TARTUFO NERO PREGIATO



 

Tuber Melanosporum Vittadini 1831

Dopo il tartufo bianco è considerato il più pregiato a livello commerciale ed è sicuramente uno dei protagonisti della cucina internazionale. Il Tartufo Nero dei Sibillini ha generalmente un aspetto tondeggiante piuttosto regolare ed omogeneo in quanto i terreni di crescita sono molto sciolti e sabbiosi, ma in altre situazioni può assumere un pronunciato aspetto bitorzoluto ed irregolare. Ha una superficie nera con zone rugginose e verruche poligonali non molto pronunciate. Gleba bruno nerastra che ricorda il cacao, con venature bianche sottili che all’aria si ossidano, virando all’ocra. Odore intenso ma non pungente, aromatico e fruttato con caratteristico sentore di miele che persiste anche all’assaggio. Vive in simbiosi soprattutto con querce, carpini e noccioli e viene raccolto da dicembre a marzo in versanti ben esposti al sole. Vicino all’albero dove cresce il tartufo nero l’erba è molto rada o bruciata a causa dell’azione di una sostanza emessa dal micelio creando così il classico ‘pianello’ o ‘posta’.
E’ una delle specie la cui coltivazione sta riscuotendo un notevole successo anche nell’area dei Sibillini.



 

TARTUFO ESTIVO E SCORZONE INVERNALE



 

Tuber aestivum Vittadini 1831 e forma uncinatum (Tuber uncinatum Chatin)

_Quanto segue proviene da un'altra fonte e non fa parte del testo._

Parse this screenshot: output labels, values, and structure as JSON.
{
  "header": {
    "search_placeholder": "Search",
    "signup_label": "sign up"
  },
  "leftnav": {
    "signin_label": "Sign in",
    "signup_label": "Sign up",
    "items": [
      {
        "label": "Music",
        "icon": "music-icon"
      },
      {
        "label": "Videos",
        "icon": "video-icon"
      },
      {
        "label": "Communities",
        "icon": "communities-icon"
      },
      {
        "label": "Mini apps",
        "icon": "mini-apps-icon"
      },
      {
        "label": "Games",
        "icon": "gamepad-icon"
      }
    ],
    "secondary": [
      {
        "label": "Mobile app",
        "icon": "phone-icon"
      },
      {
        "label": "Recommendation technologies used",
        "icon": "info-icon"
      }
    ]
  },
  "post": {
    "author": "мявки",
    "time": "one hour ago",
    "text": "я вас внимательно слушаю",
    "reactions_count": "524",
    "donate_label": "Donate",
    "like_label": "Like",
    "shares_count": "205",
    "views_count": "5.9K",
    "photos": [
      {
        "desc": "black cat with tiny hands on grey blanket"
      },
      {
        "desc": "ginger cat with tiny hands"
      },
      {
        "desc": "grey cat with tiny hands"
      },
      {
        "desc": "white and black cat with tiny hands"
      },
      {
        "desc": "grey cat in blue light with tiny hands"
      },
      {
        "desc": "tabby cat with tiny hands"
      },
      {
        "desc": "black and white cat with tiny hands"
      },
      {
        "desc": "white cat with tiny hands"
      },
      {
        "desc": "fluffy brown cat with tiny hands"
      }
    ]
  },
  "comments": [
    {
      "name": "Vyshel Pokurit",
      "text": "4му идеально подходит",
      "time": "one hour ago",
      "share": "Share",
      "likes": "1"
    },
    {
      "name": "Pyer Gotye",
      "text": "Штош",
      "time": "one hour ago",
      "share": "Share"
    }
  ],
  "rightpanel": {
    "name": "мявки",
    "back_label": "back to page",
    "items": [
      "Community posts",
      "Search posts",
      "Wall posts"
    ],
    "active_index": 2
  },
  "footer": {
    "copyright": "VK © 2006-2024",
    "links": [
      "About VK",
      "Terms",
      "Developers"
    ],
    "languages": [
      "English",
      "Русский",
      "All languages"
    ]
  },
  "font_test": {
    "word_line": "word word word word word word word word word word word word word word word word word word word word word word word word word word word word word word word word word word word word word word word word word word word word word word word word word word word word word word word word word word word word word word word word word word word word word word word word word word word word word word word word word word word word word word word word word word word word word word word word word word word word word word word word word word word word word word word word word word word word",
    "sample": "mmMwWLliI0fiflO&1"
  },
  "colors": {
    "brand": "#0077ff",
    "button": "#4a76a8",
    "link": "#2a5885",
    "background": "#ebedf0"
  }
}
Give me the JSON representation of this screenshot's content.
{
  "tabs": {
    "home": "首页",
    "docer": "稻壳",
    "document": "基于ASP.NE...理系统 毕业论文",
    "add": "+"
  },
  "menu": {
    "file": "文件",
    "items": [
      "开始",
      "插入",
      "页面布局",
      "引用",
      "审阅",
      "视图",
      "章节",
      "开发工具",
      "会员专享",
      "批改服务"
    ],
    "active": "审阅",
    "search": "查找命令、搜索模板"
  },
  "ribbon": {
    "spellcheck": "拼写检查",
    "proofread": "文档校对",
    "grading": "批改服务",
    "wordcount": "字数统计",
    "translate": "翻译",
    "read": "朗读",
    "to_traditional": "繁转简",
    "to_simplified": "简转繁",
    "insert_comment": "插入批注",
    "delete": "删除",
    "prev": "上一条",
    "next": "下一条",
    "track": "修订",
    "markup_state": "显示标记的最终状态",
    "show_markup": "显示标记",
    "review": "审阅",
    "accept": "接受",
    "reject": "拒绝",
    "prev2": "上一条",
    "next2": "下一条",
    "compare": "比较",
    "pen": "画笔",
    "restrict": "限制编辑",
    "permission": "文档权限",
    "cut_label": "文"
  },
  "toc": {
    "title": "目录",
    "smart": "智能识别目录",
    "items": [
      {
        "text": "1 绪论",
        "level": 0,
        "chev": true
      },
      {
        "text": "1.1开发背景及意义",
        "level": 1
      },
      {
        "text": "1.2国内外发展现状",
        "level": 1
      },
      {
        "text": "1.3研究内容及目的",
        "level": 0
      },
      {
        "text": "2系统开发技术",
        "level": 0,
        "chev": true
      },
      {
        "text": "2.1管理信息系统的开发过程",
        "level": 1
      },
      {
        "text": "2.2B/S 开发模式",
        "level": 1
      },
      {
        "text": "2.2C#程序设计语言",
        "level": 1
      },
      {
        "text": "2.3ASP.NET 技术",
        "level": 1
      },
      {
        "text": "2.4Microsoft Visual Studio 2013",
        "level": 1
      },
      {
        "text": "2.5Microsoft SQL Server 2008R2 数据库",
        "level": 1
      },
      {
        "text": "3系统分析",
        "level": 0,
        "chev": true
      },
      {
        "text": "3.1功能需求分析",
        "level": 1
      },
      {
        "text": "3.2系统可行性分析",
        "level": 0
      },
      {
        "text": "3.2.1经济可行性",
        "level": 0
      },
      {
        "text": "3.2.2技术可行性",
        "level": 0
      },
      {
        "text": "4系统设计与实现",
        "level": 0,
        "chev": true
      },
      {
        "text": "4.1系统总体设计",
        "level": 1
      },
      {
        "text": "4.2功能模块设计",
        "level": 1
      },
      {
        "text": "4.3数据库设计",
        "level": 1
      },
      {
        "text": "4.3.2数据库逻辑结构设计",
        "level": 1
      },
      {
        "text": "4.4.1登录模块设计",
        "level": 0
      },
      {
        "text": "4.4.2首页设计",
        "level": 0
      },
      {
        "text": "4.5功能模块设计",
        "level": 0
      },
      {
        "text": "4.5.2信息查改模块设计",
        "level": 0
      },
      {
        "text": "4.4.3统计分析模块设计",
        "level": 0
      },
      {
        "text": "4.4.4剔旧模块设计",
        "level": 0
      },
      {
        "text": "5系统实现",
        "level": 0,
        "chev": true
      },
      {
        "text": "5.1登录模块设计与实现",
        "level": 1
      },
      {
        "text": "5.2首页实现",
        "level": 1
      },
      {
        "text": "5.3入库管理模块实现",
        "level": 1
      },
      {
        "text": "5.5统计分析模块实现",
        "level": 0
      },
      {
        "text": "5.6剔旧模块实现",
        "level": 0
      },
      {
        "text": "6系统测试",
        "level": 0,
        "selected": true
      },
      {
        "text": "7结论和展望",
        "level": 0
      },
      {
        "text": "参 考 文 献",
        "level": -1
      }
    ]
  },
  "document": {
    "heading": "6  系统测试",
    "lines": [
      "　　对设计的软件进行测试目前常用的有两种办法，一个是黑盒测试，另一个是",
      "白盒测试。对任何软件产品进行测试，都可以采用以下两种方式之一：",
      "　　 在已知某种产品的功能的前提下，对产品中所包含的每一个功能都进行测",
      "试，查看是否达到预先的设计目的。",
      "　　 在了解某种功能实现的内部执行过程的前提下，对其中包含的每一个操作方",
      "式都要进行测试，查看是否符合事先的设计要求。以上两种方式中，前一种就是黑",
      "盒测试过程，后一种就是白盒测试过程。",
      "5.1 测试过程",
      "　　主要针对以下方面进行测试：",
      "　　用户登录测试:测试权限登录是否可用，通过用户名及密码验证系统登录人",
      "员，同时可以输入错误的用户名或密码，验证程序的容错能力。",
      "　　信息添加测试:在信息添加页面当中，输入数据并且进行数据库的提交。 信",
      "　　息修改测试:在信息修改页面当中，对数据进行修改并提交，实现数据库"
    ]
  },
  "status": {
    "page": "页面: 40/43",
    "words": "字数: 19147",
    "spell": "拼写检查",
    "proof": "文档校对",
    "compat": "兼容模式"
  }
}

E’ un tartufo con un vasto areale di crescita, molto diffuso ed usato soprattutto per produzione di salse e conservati in generale. Talvolta raggiunge dimensioni notevoli fino al peso di 600-700 grammi. Ha una superficie da grigio scuro a nero con verruche piramidali molto pronunciate che gli fanno attribuire il nome volgare di ‘Scorzone’. La gleba bianca negli esemplari immaturi raggiunge successivamente tonalità nocciola e l’odore tenue ricorda quello fungino. Le piante simbionti sono soprattutto querce, carpini e pini. Matura nei mesi caldi dell’anno, mentre la varietà Uncinatum matura in autunno conservando così un profumo più intenso ed una gleba più scura. Nella legge il Tuber Uncinatum è elevato a rango di specie, pur non avendo, secondo molti autori, caratteristiche morfologiche e microscopiche che lo differenziano con sicurezza dal Tuber Aestivum.



 

BIANCHETTO O MARZUOLO



 

Tuber borchii Vittadini 1831

Dal punto di vista gastronomico è sicuramente un tartufo in forte espansione e viene oggi commercialmente apprezzato molto più di quanto avveniva in passato. Di modeste dimensioni, raramente può raggiungere la grandezza di un uovo, ha forma globosa e superficie liscia di colore giallo ocra aranciato con tonalità anche bruno scure. Gleba decisamente bruna a maturità con venature bianche spesse e molto evidenti. Odore forte e penetrante con una decisa componente agliacea. Vive in simbiosi con numerose essenze arboree sia di latifoglia che di conifera non disdegnado piante erbacee. Matura da fine inverno ad inizio primavera su tutti i terreni con ogni esposizione.